Baca: Dilema Reforma Agraria Ditengah Konflik Agraria

 

Berdasarkan pantauan, di beberapa wilayah di Kabupaten Subang, memang sudah ada peralihan kepemilikan tanah. Di Kecamatan Kalijati dan Kecamatan Purwadadi, misalnya, sudah berdiri pabrik-pabrik baru. Menurut Herdiana (37) warga setempat, pembangunannya sudah terlihat lima tahun terakhir.

Di wilayah pesawahan beririgasi juga terjadi alih fungsi lahan. Dalam rencana pola ruang (RTRW) Provinsi Jawa Barat, wilayah tersebut direncanakan sebagai pertanian lahan basah (persawahan), namun kini menjadi pemukiman dan industri. Padahal, data Dinas Pertanian Jawa Barat menyebutkan, Kabupaten Subang merupakan tiga besarnya lubung padi Jawa Barat.

 

Petani membajak sawah di Desa Pasawahan, Kecamatan Tarogong Kaler, Kabupaten Garut, belum lama ini. Akibat pembangunan kawasan industri, keberadaan sawah mengalami penyusutan di beberapa daerah di Jawa Barat. Foto: Donny Iqbal/Mongabay Indonesia

 

Kehadiran industri di pedesaan telah memakasa warga menyesuaikan diri dengan ritme industrial. Tercatat, sekitar 2.381,97 hektar lahan di utara Jawa Barat tengah dikembangkan menjadi 10 kawasan industri baru.

Sepanjang 2017, Konsorsium Pembaharuan Agraria (KPA) merilis laporan, konflik agraria terjadi di sejumlah wilayah Indonesia dengan lahan yang disengketakan mencapai 520.491 hektar. Jumlah tersebut mengalami lonjakan dua kali lipat dari tahun sebelumnnya.

“Dari tahun ke tahun, persoalan agraria semakin timpang. Kami lihat, kebijakan reforma agraria masih lambat dan mangkrak. Sejauh ini arah (kebijakan) mulai tidak sesuai dengan tujuan reforma agraria,” kata Sekjen KPA Dewi Kartika, baru-baru ini. Sederhanannya, reforma agraria dipahami sebagai proses distribusi tanah berkeadilan.

 

Baca juga: Begini Asa Petani Kertajati di Negara Agraris Ini

 

Agraria telah diatur Undang-Undang Nomor 5 Tahun 1960 tentang Dasar-Dasar Pokok Agraria (UUPA). Walau begitu, pada praktiknya seringkali tidak dijalankan sesuai aturan. Reforma Agraria, menurut Pasal 2 TAP MPR RI Nomor IX/MPR/2001, merupakan proses kontinyu untuk menata kembali penguasaan, kepemilikan, penggunaan, dan pemamfaatan sumber daya agraria dengan tujuan mencapai keadilan dan kemakmuran bagi seluruh rakyat Indonesia.

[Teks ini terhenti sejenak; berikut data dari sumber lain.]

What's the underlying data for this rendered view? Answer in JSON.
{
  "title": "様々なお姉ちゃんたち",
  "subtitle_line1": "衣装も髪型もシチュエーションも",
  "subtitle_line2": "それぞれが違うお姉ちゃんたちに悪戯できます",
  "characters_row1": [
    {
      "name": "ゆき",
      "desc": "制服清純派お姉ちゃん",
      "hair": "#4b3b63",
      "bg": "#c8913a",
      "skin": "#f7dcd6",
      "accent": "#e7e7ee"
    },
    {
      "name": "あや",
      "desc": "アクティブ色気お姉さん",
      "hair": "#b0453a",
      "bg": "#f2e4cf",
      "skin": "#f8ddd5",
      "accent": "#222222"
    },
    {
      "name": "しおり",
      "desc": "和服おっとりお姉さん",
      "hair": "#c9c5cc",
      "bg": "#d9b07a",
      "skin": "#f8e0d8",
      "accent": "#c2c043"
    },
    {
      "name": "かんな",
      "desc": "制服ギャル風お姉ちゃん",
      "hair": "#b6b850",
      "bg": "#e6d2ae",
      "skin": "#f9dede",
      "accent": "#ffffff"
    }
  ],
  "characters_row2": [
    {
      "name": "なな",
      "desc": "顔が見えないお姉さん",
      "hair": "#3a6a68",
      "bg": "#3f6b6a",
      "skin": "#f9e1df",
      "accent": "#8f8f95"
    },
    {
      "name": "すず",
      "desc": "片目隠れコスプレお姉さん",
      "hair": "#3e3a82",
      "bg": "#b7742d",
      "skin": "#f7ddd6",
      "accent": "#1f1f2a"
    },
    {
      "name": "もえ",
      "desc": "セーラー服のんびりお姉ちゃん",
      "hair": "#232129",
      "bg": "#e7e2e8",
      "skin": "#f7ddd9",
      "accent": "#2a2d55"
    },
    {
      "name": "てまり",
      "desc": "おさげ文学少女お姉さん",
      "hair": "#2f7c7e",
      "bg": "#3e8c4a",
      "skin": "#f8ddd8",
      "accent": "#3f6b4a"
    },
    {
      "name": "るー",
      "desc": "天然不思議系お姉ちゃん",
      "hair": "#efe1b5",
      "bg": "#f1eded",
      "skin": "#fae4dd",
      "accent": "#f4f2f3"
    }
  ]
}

Di sisi lain, pemberlakuan Undang-undang No. 2/2012 tentang Pengadaan Tanah Bagi Pembangunan untuk Kepentingan Umum dan produk hukum turunannya menimbulkan tumpang tindih aturan. Hingga, penyelesaiannya pelik dan sering berujung ketidakjelasan.

Di sektor infrakstruktur, peralihan tanah atas nama pembangunan begitu mudah. Seperti terjadi di Desa Sukamulya, Kecamatan Kertajati, Kabupaten Majalengka pada 2016 lalu. Lahan produktif masyarakat diubah untuk pembangunan Bandara Internasional Jawa Barat.

“Agraria juga tak lepas dari persoalan struktural yang lahir dari keputusan pejabat negara. Semisal, penerbitan izin, tukar guling lahan serta izin konsesi lahan. Hal itu, menimbulkan penguasaan lahan oleh perusahaan, pengusaha perkebunan dan agribisnis semakin luas,” ujarnya saat dihubungi via telepon.

“Dan ujung konflik agraria adalah kedaulatan pangan. Bila urusan distribusi tanah tak kunjung terselesaikan, sulit mewujudkan ketahanan pangan,” lanjut Dewi.

 

Lahan pertanian ini berada dekat pertambangang gas di Desa Cidahu, Kecamatan Pagaden Barat, Kabupaten Subang, Jawa Barat. Foto: Donny Iqbal/Mongabay Indonesia

 

Soal Nawa Cita

Terbaru, kenaikan harga beras yang diikuti dengan keputusan impor hingga 500.000 ton, merupakan indikator rapuhnya ketahanan pangan nasional. Padahal, data Kementerian Pertanian (Kementan) mengungkapkan produksi padi 2017 mengalami peningkatan menjadi 81,38 juta ton Gabah Kering Giling (GKG) dari 79,17 juta ton di 2016. Menteri Pertanian Amran Sulaiman mengklaim tidak ada impor selama dua tahun terakhir

Sementara laporan Kementerian Perdagangan dan BPS menunjukan, pemerintah masih melakukan impor pangan dalam jumlah yang signifikan pada 2017.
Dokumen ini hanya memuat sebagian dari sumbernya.